Wednesday, September 28, 2022

The Texas Chainsaw Massacre: The Beginning - Answers to Questions You Never Asked

I may be writing about these movies sporadically, but I watched every single one of these fucking things over the course of one week, which I would not recommend. Of course, this made me sick of the basics of these movies pretty quickly, but I could still appreciate when it was done well (which wasn’t often). But it wasn’t until watching this one that they started to annoy me for wasting my time.

It doesn’t matter how repetitive this series gets, if the filmmakers can find an entertaining and effective way to show some violent carnage, then I will be at least partially on board. What I have never wanted from the Texas Chainsaw Massacre series is an abundance of answers. Blame George Lucas or the information age in general for our incessant need for backstory and explanation. We can no longer accept a mystery when it comes to fiction, and that’s a shame.

This stupid prequel assumes we want to the origins about everyone from the murderous family, and maybe some people do want to know, but I don’t. I’m not against prequels, in general (I’ve written copious amounts of praise for the Star Wars prequels, for fuck’s sake), but not every story needs an origin. This applies to horror more than most genres because the unknown is scary.

When I saw the inside of that house in the original film and met that fucked up family for the first time, I didn’t want to know more about them. In fact, just trying to think about their day to day life and what led them to their current state made my head hurt, as it should. This is why the original is so fucking good. It gets into your head by giving very little explanation beyond, “These fuckers are fucked up, right?” To explain the why behind any of it would remove the horror of it all.

But when studios run out of ideas but still want to make a profit, an easy solution is to simply ask, “How did these characters become like this?” Thankfully, this is just a prequel to the remake, so the film doesn’t have any lofty goals of explaining the origins of that iconic family. Instead we get answers to a lot of questions we either already inferred the answer to or never asked to being with. 

For instance, do we need to know that Leatherface worked as a butcher at the meat processing plant to understand that’s why he likes to cut people up like meat? (Not to mention the meat-packing factory has been mentioned from the beginning, so if you hadn’t made that connection by now, then you have some cognitive issues.) And remember the guy missing his legs in the remake, now we see how that happened! And you’ll be shocked to find out that R. Lee Ermey isn’t actually the sheriff; he’s just pretending to be! Thank you, prequel, that one was keeping me up at night because I kept thinking, “How can this man of the law be engaging in such blatantly unlawful behavior?” Imagine my relief when I discovered that he killed the real sheriff and was only pretending to be a member of law enforcement! I never would have assumed that’s how it happened.

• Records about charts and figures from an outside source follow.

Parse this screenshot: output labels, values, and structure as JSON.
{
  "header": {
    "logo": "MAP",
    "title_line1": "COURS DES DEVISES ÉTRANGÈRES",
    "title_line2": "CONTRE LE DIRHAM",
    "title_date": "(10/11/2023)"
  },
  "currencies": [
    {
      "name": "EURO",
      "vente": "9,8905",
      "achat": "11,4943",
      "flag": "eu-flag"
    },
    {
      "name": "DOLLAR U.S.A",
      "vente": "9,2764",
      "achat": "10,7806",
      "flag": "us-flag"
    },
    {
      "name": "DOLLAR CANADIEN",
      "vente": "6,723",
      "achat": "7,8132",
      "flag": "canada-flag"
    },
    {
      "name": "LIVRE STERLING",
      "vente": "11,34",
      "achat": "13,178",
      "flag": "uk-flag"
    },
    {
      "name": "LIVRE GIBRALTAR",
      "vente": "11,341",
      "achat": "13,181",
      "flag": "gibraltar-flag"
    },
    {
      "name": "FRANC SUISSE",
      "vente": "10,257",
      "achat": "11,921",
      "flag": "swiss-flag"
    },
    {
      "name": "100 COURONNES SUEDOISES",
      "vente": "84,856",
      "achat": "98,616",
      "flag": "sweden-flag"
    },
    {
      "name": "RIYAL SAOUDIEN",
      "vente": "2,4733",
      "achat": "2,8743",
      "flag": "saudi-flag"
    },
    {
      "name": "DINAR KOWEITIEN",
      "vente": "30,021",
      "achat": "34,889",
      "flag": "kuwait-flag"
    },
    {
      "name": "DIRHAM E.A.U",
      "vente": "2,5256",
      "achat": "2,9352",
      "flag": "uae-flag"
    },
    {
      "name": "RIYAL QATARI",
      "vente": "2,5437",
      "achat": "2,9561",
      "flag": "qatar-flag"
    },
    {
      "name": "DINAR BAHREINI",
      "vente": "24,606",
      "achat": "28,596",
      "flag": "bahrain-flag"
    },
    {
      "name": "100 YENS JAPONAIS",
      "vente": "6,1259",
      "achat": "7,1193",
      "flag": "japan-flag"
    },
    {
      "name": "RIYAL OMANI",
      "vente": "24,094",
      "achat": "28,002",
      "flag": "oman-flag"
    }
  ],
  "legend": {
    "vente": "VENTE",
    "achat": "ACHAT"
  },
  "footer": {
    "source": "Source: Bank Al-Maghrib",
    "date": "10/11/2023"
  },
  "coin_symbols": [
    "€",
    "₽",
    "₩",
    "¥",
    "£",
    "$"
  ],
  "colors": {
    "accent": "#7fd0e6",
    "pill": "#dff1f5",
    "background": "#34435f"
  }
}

Once again, I watched these too close together, which is probably why I’m so particularly angered by the pointlessness of this one. What is even more annoying is that the series kept going in this direction for two more movies! This bullshit was not a hit, but the desperate dildos who couldn’t let this franchise die kept going back to the backstory well. The next one, continuing the inexplicable titling fiasco of this franchise by going with Texas Chainsaw, isn’t a prequel, but it does delve into the family history in a very stupid way, but I’ll get into the weeds with that one soon enough. 

I only bring it up because this focus on backstory is a misstep for the franchise. I’m not going to say these movies shouldn’t exist, because they do exist and we just have to deal with it. But if you’re going to keep making them, then at least stop and think about what a fan of the original might want. Preferably, I like when a series takes a left turn (like Part 2 being much more overtly comedic), but I’ll accept a rehash of the first film if the focus is on recreating the atmosphere. But these newer movies are more about jump scares (which makes no fucking sense when a chainsaw is involved because it should either be constantly running, in which case there’s no sneaking up on someone, or you just hear Leatherface trying to start the fucking thing; it can’t just be full bore out of fucking nowhere) than atmosphere. They don’t care about creating psychologically damaging situations for the viewer; they just want to splatter you with gore while explaining Leatherface’s motivation. It’s insulting, and, worse, boring.